Although part of this decline is related to global markets and lower natural gas prices, Considine said there is evidence that renewed interest in new developments as markets improve was moving away from Colorado and into neighboring states such as Utah and Wyoming.

This is likely related to the increased costs of doing business in Colorado due to new regulations resulting from Senate Bill 19-181, he said.

The landmark legislation shifted the focus of the Colorado Oil and Gas Conservation Commission from “promoting” oil and gas development in the state to environmental regulation and protection.

Several new regulations related to oil and gas operations, ranging from new air quality standards to a 2,000 foot setback for well pads and other facilities in occupied buildings, have been put in place through a long rule-making process. This process continues.

Considine said the county can expect cumulative declines in the coming years.

“It’s not surprising, but it’s nice to see what the numbers are,” said commissioner Tom Jankovsky. “The result of these regulations is that Colorado is not as attractive an investment as, say, Utah.”

Because the new 2,000-foot setback has yet to be widely implemented, there are future implications for Garfield County, Jankovsky added.
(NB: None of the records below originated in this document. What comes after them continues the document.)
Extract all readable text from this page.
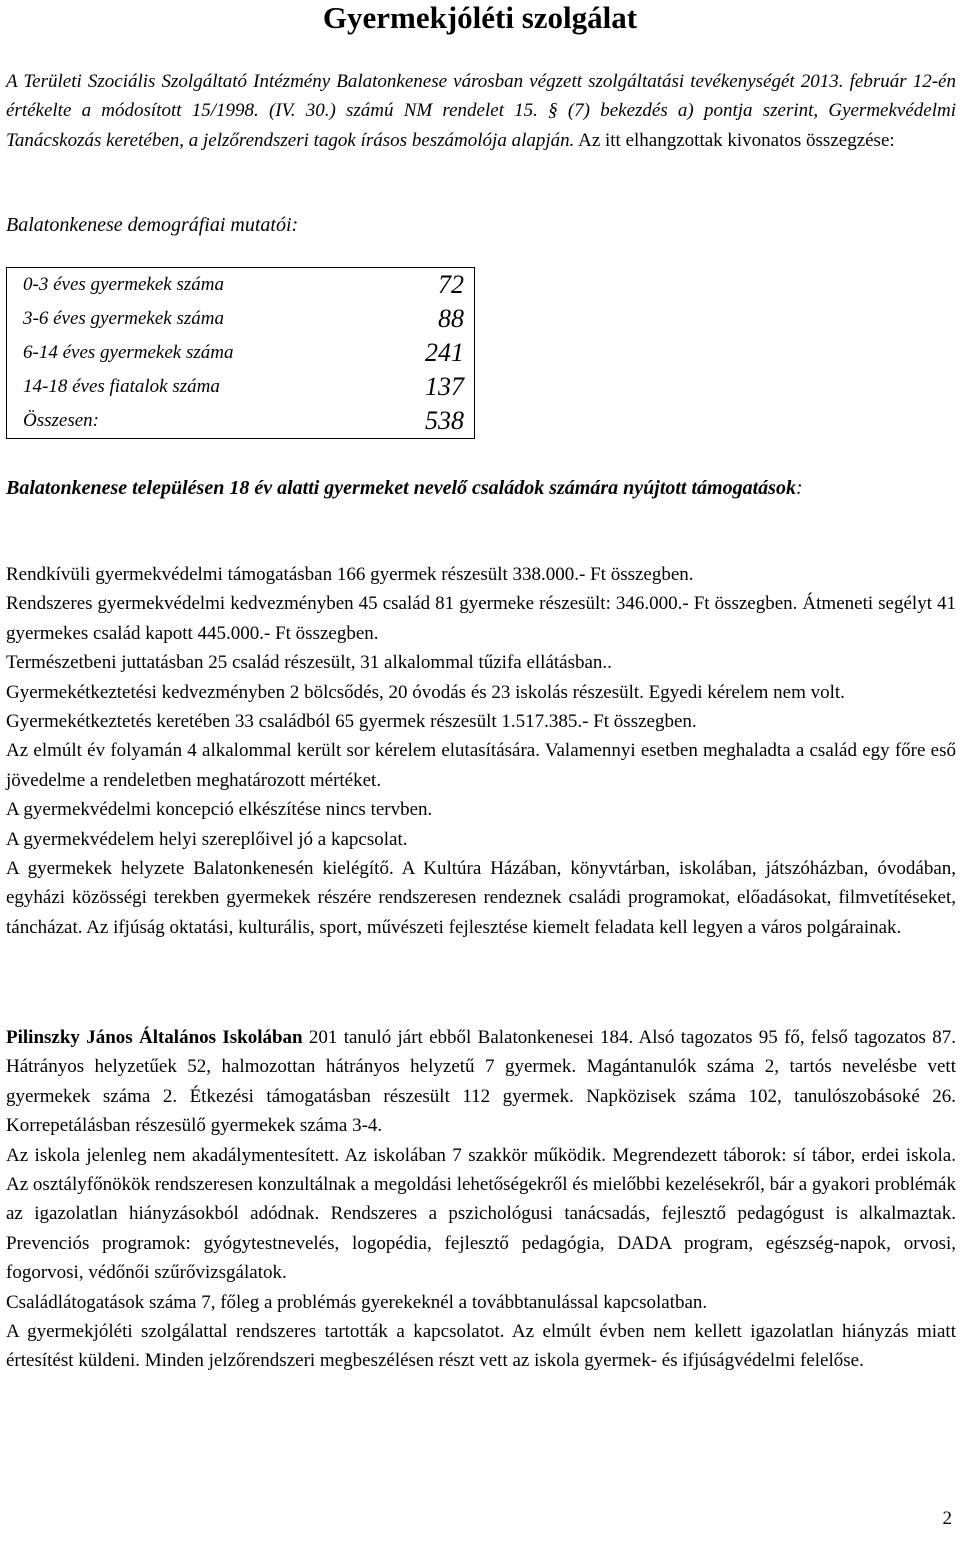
Gyermekjóléti szolgálat
A Területi Szociális Szolgáltató Intézmény Balatonkenese városban végzett szolgáltatási tevékenységét 2013. február 12-én értékelte a módosított 15/1998. (IV. 30.) számú NM rendelet 15. § (7) bekezdés a) pontja szerint, Gyermekvédelmi Tanácskozás keretében, a jelzőrendszeri tagok írásos beszámolója alapján. Az itt elhangzottak kivonatos összegzése:
Balatonkenese demográfiai mutatói:
0-3 éves gyermekek száma	72
3-6 éves gyermekek száma	88
6-14 éves gyermekek száma	241
14-18 éves fiatalok száma	137
Összesen:	538
Balatonkenese településen 18 év alatti gyermeket nevelő családok számára nyújtott támogatások:

Rendkívüli gyermekvédelmi támogatásban 166 gyermek részesült 338.000.- Ft összegben.

Rendszeres gyermekvédelmi kedvezményben 45 család 81 gyermeke részesült: 346.000.- Ft összegben. Átmeneti segélyt 41 gyermekes család kapott 445.000.- Ft összegben.

Természetbeni juttatásban 25 család részesült, 31 alkalommal tűzifa ellátásban..

Gyermekétkeztetési kedvezményben 2 bölcsődés, 20 óvodás és 23 iskolás részesült. Egyedi kérelem nem volt.

Gyermekétkeztetés keretében 33 családból 65 gyermek részesült 1.517.385.- Ft összegben.

Az elmúlt év folyamán 4 alkalommal került sor kérelem elutasítására. Valamennyi esetben meghaladta a család egy főre eső jövedelme a rendeletben meghatározott mértéket.

A gyermekvédelmi koncepció elkészítése nincs tervben.

A gyermekvédelem helyi szereplőivel jó a kapcsolat.

A gyermekek helyzete Balatonkenesén kielégítő. A Kultúra Házában, könyvtárban, iskolában, játszóházban, óvodában, egyházi közösségi terekben gyermekek részére rendszeresen rendeznek családi programokat, előadásokat, filmvetítéseket, táncházat. Az ifjúság oktatási, kulturális, sport, művészeti fejlesztése kiemelt feladata kell legyen a város polgárainak.

Pilinszky János Általános Iskolában 201 tanuló járt ebből Balatonkenesei 184. Alsó tagozatos 95 fő, felső tagozatos 87. Hátrányos helyzetűek 52, halmozottan hátrányos helyzetű 7 gyermek. Magántanulók száma 2, tartós nevelésbe vett gyermekek száma 2. Étkezési támogatásban részesült 112 gyermek. Napközisek száma 102, tanulószobásoké 26. Korrepetálásban részesülő gyermekek száma 3-4.

Az iskola jelenleg nem akadálymentesített. Az iskolában 7 szakkör működik. Megrendezett táborok: sí tábor, erdei iskola. Az osztályfőnökök rendszeresen konzultálnak a megoldási lehetőségekről és mielőbbi kezelésekről, bár a gyakori problémák az igazolatlan hiányzásokból adódnak. Rendszeres a pszichológusi tanácsadás, fejlesztő pedagógust is alkalmaztak. Prevenciós programok: gyógytestnevelés, logopédia, fejlesztő pedagógia, DADA program, egészség-napok, orvosi, fogorvosi, védőnői szűrővizsgálatok.

Családlátogatások száma 7, főleg a problémás gyerekeknél a továbbtanulással kapcsolatban.

A gyermekjóléti szolgálattal rendszeres tartották a kapcsolatot. Az elmúlt évben nem kellett igazolatlan hiányzás miatt értesítést küldeni. Minden jelzőrendszeri megbeszélésen részt vett az iskola gyermek- és ifjúságvédelmi felelőse.

2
The county estimates that 40% of its existing wells are within this setback distance, meaning those same well pads could not be used to drill into the deeper Niobrara formation, where the ‘we know that there are vast reserves of natural gas, he said.

The findings were also not surprising to Leslie Robinson, who chairs the Grand Valley Citizens Alliance, one of several groups that have lobbied for stricter regulation of the industry.

“Garfield County will not accept any outcome contrary to its own oil and gas policy,” she said. “We know from the outset with these studies that they will be biased to support oil and gas.”

In reviewing Considine’s economic impact study, Robinson also said it failed to take into account that many wells in Garfield County are low-production “stripping wells.”

“For a good faith economic study to be complete and accurate, stripping well information should have been included, as it accounts for a large portion of Garfield County’s lost tax revenue from oil and gas in the past. recent,” she said.

Many state regulations are also still being adjusted and refined, “so the elements of this study are a rough estimate,” she said.

Either way, the new regulatory structure is simply the cost of doing business in Colorado.

“It’s a problem for businesses to figure out, not for Garfield County to try to figure out at taxpayers’ expense,” Robinson said.

Commissioner Mike Samson said in response to the findings that he encrypts the message that Garfield County and other energy-producing counties have tried to send.

“Our energy independence isn’t just important to Garfield County, the state, and the United States…it’s important to all nations,” Samson said. “It gives us more ammunition to espouse that view.”

Considine plans to attend and present his findings at the Garfield County Energy and Environment Symposium, which will take place April 13-14 and will be co-presented by the Colorado Mesa University Unconventional Energy Center. The event takes place in the assembly hall of the New Creation Church in New Castle.